Crime And Punishment

John Crowley's Boy A Is A Provocative Crime Drama

Heartbreaking and harrowing, Boy A proves that Irish stage director John Crowley's first film - 2004's Intermission - wasn't a fluke. A chamber piece in the truest sense of the word, Boy A depicts the complicated relationship that develops between 24-year-old ex-con Jack (Andrew Garfield) and his middle-aged caseworker Terry (the excellent Peter Mullan) after being released from prison. Crowley's oblique storytelling approach (he doesn't tell us the exact nature of Jack's crime until late in the movie) reaps huge dividends by amping up the suspense. By the time we learn the grisly circumstances that sent Jack away for 14 long years, we've become so emotionally invested in his rehabilitation - thanks in large measure to Garfield and Mullan's extraordinarily empathetic performances - that it almost doesn't matter.

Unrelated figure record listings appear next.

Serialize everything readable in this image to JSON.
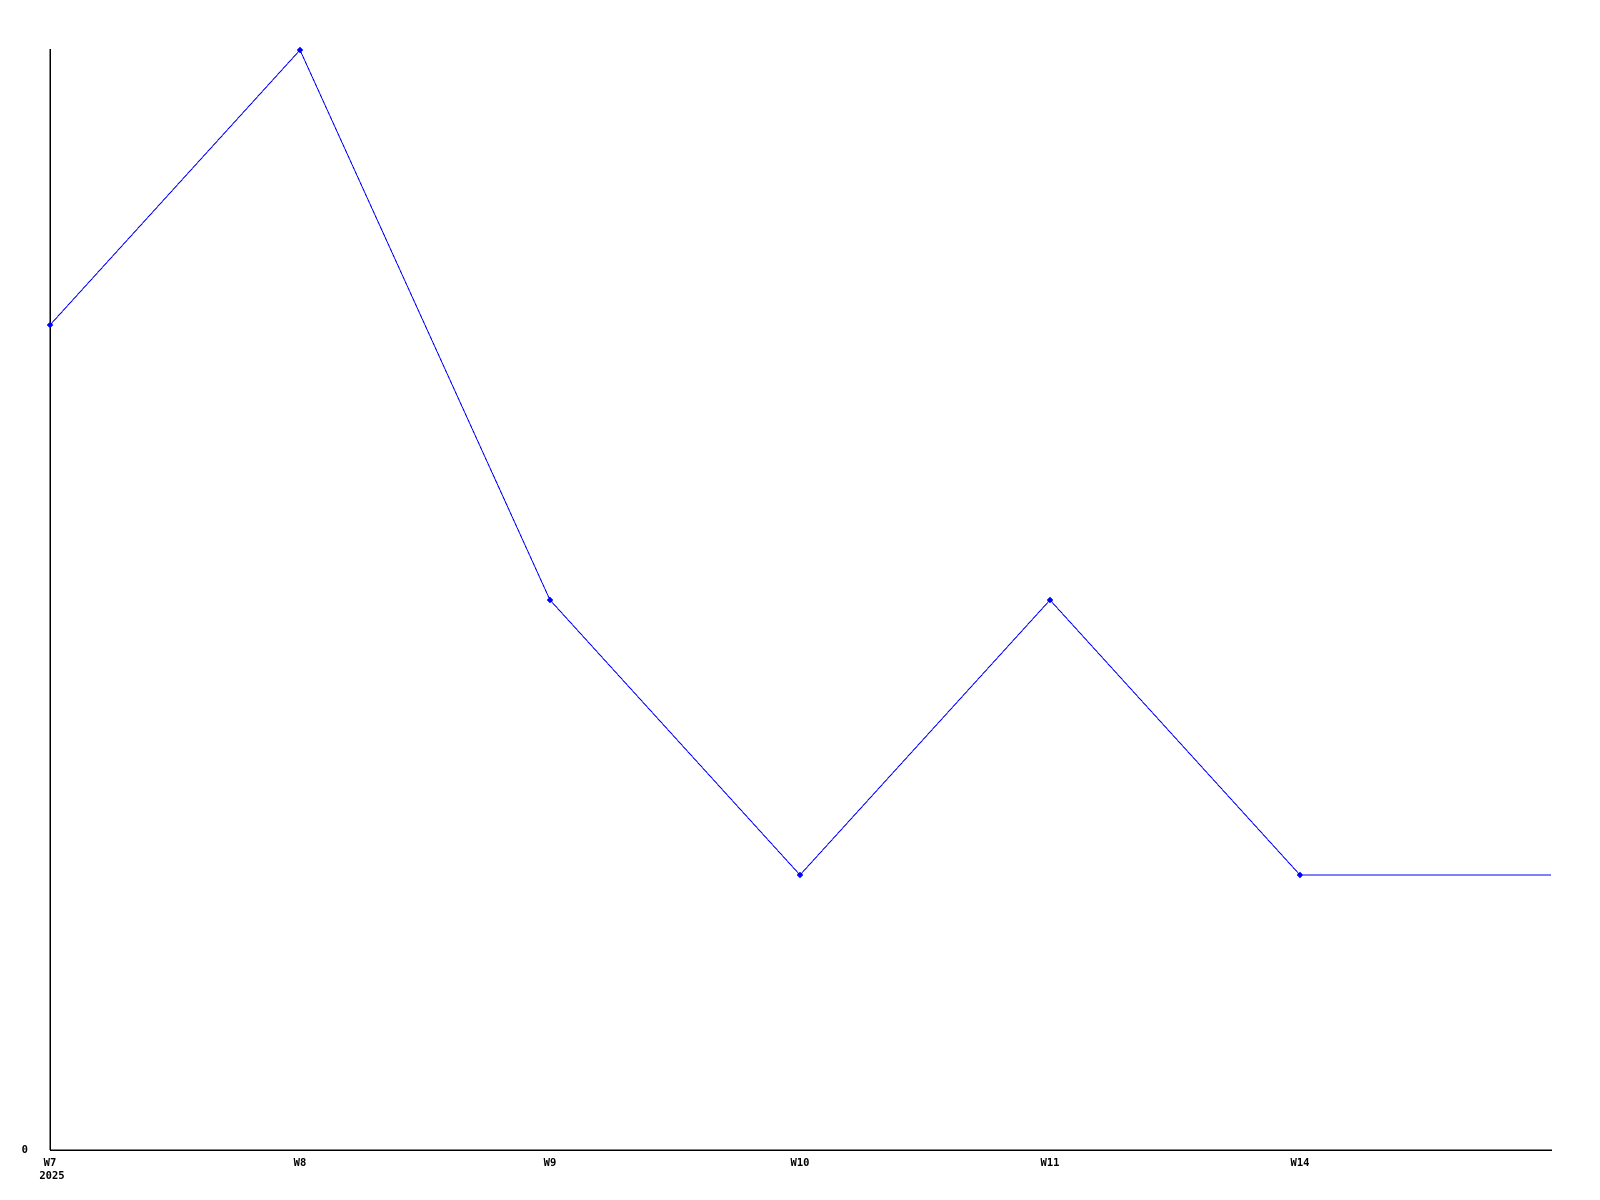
{
  "chart_data": {
    "type": "line",
    "title": "",
    "xlabel": "",
    "ylabel": "",
    "categories": [
      "W7",
      "W8",
      "W9",
      "W10",
      "W11",
      "W14"
    ],
    "series": [
      {
        "name": "value",
        "values": [
          3,
          4,
          2,
          1,
          2,
          1
        ]
      }
    ],
    "trailing_flat_segment": {
      "value": 1,
      "extends_to_plot_right_edge": true
    },
    "x_tick_labels": [
      "W7",
      "W8",
      "W9",
      "W10",
      "W11",
      "W14"
    ],
    "x_secondary_label": {
      "text": "2025",
      "under_category": "W7"
    },
    "y_tick_labels": [
      "0"
    ],
    "ylim": [
      0,
      4.0
    ],
    "grid": false,
    "legend": false,
    "markers": true,
    "line_color": "#0000ff",
    "marker_color": "#0000ff",
    "axis_color": "#000000",
    "background_color": "#ffffff",
    "spines": [
      "left",
      "bottom"
    ]
  }
}
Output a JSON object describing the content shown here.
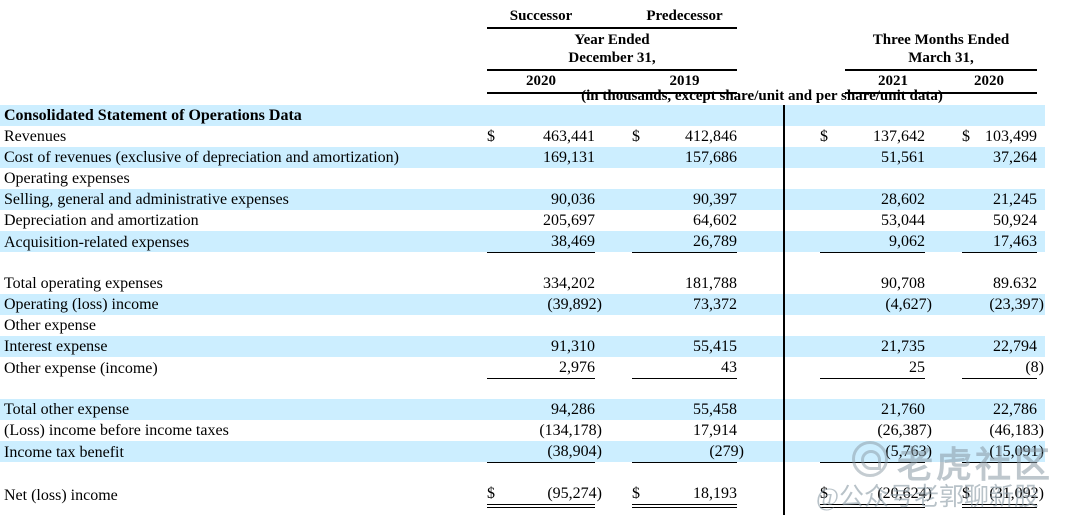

Set in the grimly forlorn northern industrial town of Manchester, England, Crowley makes the city as much of a protagonist in the drama as Terry or Jack. The hopelessness and despair that's a part of everyday life in this economically strapped burg is reflected in the faces of its shell-shocked denizens and sepulchral brick buildings. Yet despite this overarching sadness, Boy A has poetic, lyrical passages that belie the sometimes-oppressive gloom. It's impossible not to cheer for Jack when he lands a job at a delivery company or shyly asks his clearly interested coworker Michelle (Katie Lyons) out on a date. Terry remains Jack's biggest support system, and the paternal bond that develops between them is the film's brightest, most touching element. (Coincidentally, the divorced Jack is estranged from his own biological son.)

Based on a novel by Jonathan Trigell, Boy A is framed as an exegesis on the very nature of crime, punishment and forgiveness. Is it possible to absolve an unforgivable act? And can a conscience-stricken murderer like Jack ever truly move on and live a normal life?